En théorie, les généraux et les colonels qui commandent des forces armées ou des unités importantes doivent tous avoir fait une école de guerre. Mais jusque-là, en Afrique subsaharienne francophone, seul le Cameroun était doté d’un tel établissement. Les autres pays, y compris la Côte d’Ivoire, devaient se contenter des quelques places qui leur étaient offertes ici ou là. C’est donc peu dire que l’initiative va permettre de combler un vide. Le fait que des officiers supérieurs venus du Bénin ou d’Afrique du Sud y soient déjà inscrits le montre bien.

La formation de l’élite militaire sur le continent revêt un fort enjeu. Ne serait-ce que parce que les défis sécuritaires sont nombreux et que les constantes innovations techniques exigent une formation adéquate.

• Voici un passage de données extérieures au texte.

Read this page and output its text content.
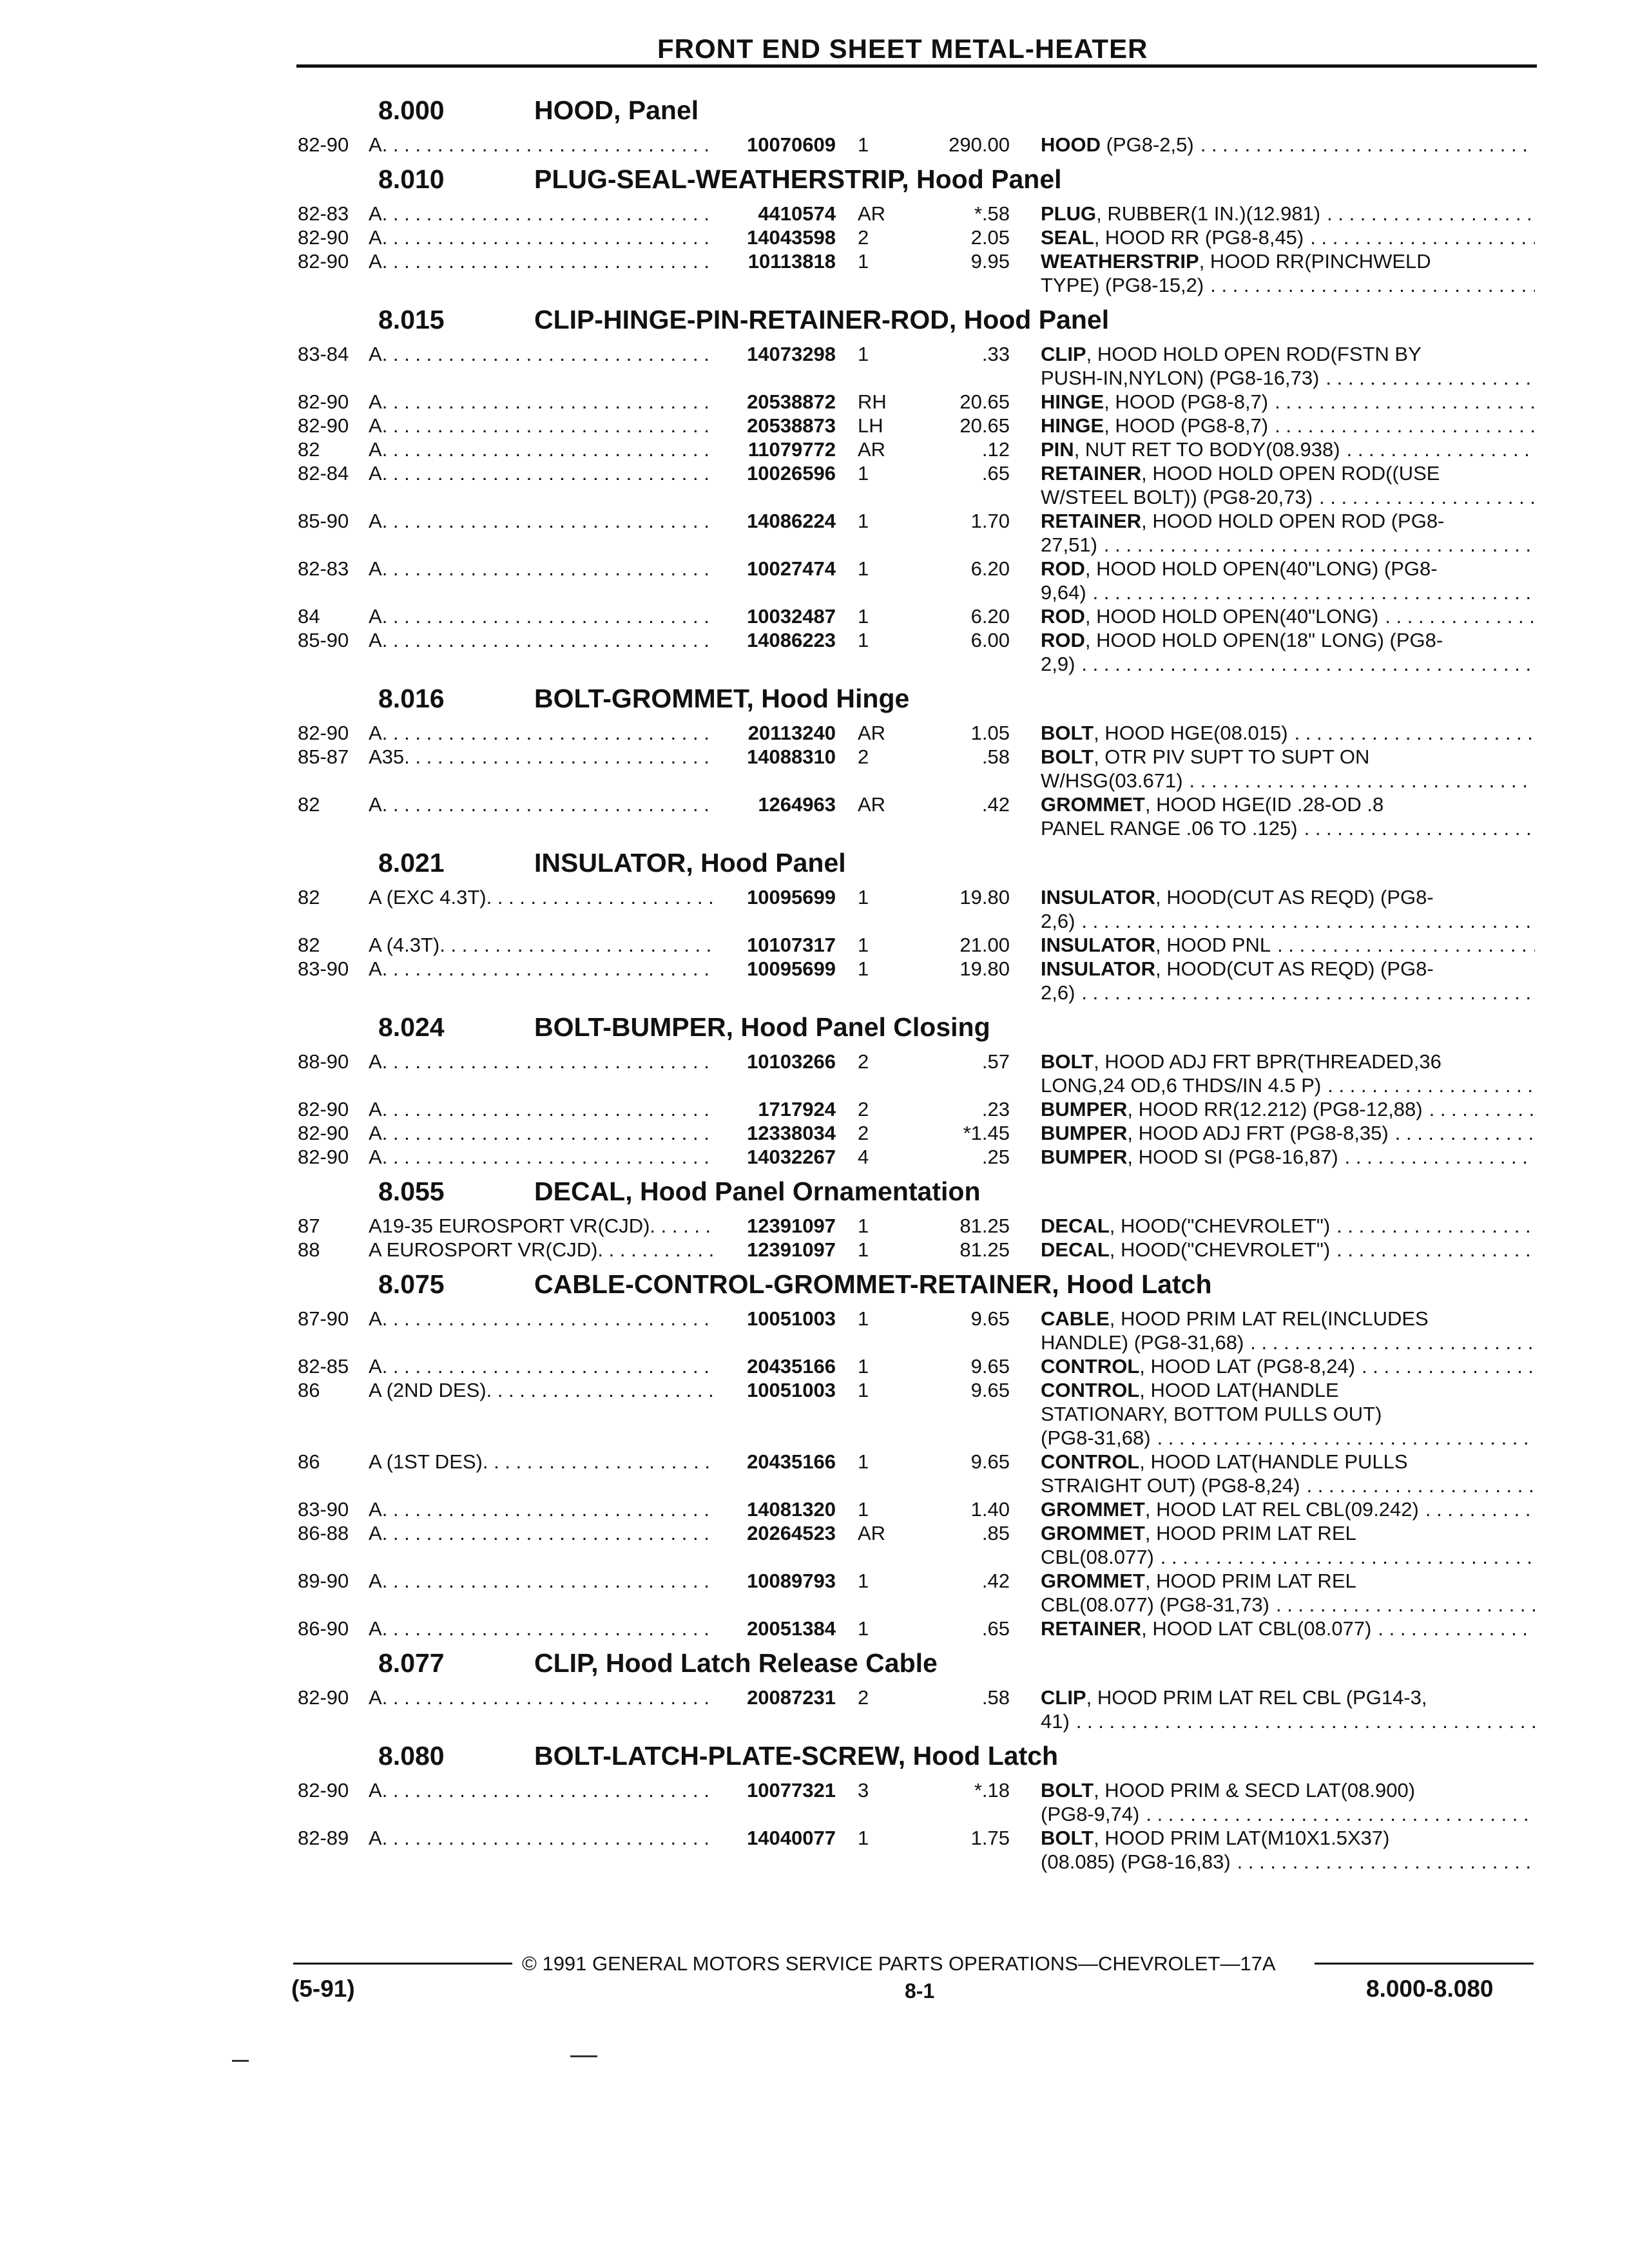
FRONT END SHEET METAL-HEATER
8.000	HOOD, Panel
82-90 A . . .	10070609	1	290.00 HOOD (PG8-2,5)
. . .
8.010	PLUG-SEAL-WEATHERSTRIP, Hood Panel
82-83 A . . .	4410574	AR	*.58 PLUG, RUBBER(1 IN.)(12.981)
. . .
82-90 A . . .	14043598	2	2.05 SEAL, HOOD RR (PG8-8,45)
. . .
82-90 A . . .	10113818	1	9.95 WEATHERSTRIP, HOOD RR(PINCHWELD
TYPE) (PG8-15,2)
. . .
8.015	CLIP-HINGE-PIN-RETAINER-ROD, Hood Panel
83-84 A . . .	14073298	1	.33 CLIP, HOOD HOLD OPEN ROD(FSTN BY
PUSH-IN,NYLON) (PG8-16,73)
. . .
82-90 A . . .	20538872	RH	20.65 HINGE, HOOD (PG8-8,7)
. . .
82-90 A . . .	20538873	LH	20.65 HINGE, HOOD (PG8-8,7)
. . .
82	A . . .	11079772	AR	.12 PIN, NUT RET TO BODY(08.938)
. . .
82-84 A . . .	10026596	1	.65 RETAINER, HOOD HOLD OPEN ROD((USE
W/STEEL BOLT)) (PG8-20,73)
. . .
85-90 A . . .	14086224	1	1.70 RETAINER, HOOD HOLD OPEN ROD (PG8-
27,51)
. . .
82-83 A . . .	10027474	1	6.20 ROD, HOOD HOLD OPEN(40"LONG) (PG8-
9,64)
. . .
84	A . . .	10032487	1	6.20 ROD, HOOD HOLD OPEN(40"LONG)
. . .
85-90 A . . .	14086223	1	6.00 ROD, HOOD HOLD OPEN(18" LONG) (PG8-
2,9)
. . .
8.016	BOLT-GROMMET, Hood Hinge
82-90 A . . .	20113240	AR	1.05 BOLT, HOOD HGE(08.015)
. . .
85-87 A35 . . .	14088310	2	.58 BOLT, OTR PIV SUPT TO SUPT ON
W/HSG(03.671)
. . .
82	A . . .	1264963	AR	.42 GROMMET, HOOD HGE(ID .28-OD .8
PANEL RANGE .06 TO .125)
. . .
8.021	INSULATOR, Hood Panel
82	A (EXC 4.3T) . . .	10095699	1	19.80 INSULATOR, HOOD(CUT AS REQD) (PG8-
2,6)
. . .
82	A (4.3T) . . .	10107317	1	21.00 INSULATOR, HOOD PNL
. . .
83-90 A . . .	10095699	1	19.80 INSULATOR, HOOD(CUT AS REQD) (PG8-
2,6)
. . .
8.024	BOLT-BUMPER, Hood Panel Closing
88-90 A . . .	10103266	2	.57 BOLT, HOOD ADJ FRT BPR(THREADED,36
LONG,24 OD,6 THDS/IN 4.5 P)
. . .
82-90 A . . .	1717924	2	.23 BUMPER, HOOD RR(12.212) (PG8-12,88)
. . .
82-90 A . . .	12338034	2	*1.45 BUMPER, HOOD ADJ FRT (PG8-8,35)
. . .
82-90 A . . .	14032267	4	.25 BUMPER, HOOD SI (PG8-16,87)
. . .
8.055	DECAL, Hood Panel Ornamentation
87	A19-35 EUROSPORT VR(CJD) . . .	12391097	1	81.25 DECAL, HOOD("CHEVROLET")
. . .
88	A EUROSPORT VR(CJD) . . .	12391097	1	81.25 DECAL, HOOD("CHEVROLET")
. . .
8.075	CABLE-CONTROL-GROMMET-RETAINER, Hood Latch
87-90 A . . .	10051003	1	9.65 CABLE, HOOD PRIM LAT REL(INCLUDES
HANDLE) (PG8-31,68)
. . .
82-85 A . . .	20435166	1	9.65 CONTROL, HOOD LAT (PG8-8,24)
. . .
86	A (2ND DES) . . .	10051003	1	9.65 CONTROL, HOOD LAT(HANDLE
STATIONARY, BOTTOM PULLS OUT)
(PG8-31,68)
. . .
86	A (1ST DES) . . .	20435166	1	9.65 CONTROL, HOOD LAT(HANDLE PULLS
STRAIGHT OUT) (PG8-8,24)
. . .
83-90 A . . .	14081320	1	1.40 GROMMET, HOOD LAT REL CBL(09.242)
. . .
86-88 A . . .	20264523	AR	.85 GROMMET, HOOD PRIM LAT REL
CBL(08.077)
. . .
89-90 A . . .	10089793	1	.42 GROMMET, HOOD PRIM LAT REL
CBL(08.077) (PG8-31,73)
. . .
86-90 A . . .	20051384	1	.65 RETAINER, HOOD LAT CBL(08.077)
. . .
8.077	CLIP, Hood Latch Release Cable
82-90 A . . .	20087231	2	.58 CLIP, HOOD PRIM LAT REL CBL (PG14-3,
41)
. . .
8.080	BOLT-LATCH-PLATE-SCREW, Hood Latch
82-90 A . . .	10077321	3	*.18 BOLT, HOOD PRIM & SECD LAT(08.900)
(PG8-9,74)
. . .
82-89 A . . .	14040077	1	1.75 BOLT, HOOD PRIM LAT(M10X1.5X37)
(08.085) (PG8-16,83)
. . .
© 1991 GENERAL MOTORS SERVICE PARTS OPERATIONS—CHEVROLET—17A
(5-91)	8-1	8.000-8.080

De part et d’autre du Sahel, les assauts contre des postes militaires isolés, les difficultés de planification opérationnelle ou encore la délicate coordination des différents services de renseignement nous rappellent chaque jour qu’il est indispensable que nos armées soient dotées d’un véritable savoir-faire stratégique. J’ajouterais que le déficit démocratique, qui fait parfois de l’armée un levier du pouvoir ou de sa régulation – ce fut le cas récemment en Algérie et au Soudan –, ne permet plus que la prise de décision soit confiée à des officiers mal formés.

Souci d’ouverture

Il apparaît donc impérieux de se mobiliser pour donner à l’École de guerre ivoirienne ses lettres de noblesse. Les autorités nationales et tous les partenaires au développement doivent s’activer – comme la Fondation Konrad Adenauer en Côte d’Ivoire – pour l’aider à mobiliser des financements et à attirer des enseignants de qualité. Le personnel encadrant se doit d’innover et d’adapter les formations aux besoins sécuritaires africains tout en respectant les standards internationaux.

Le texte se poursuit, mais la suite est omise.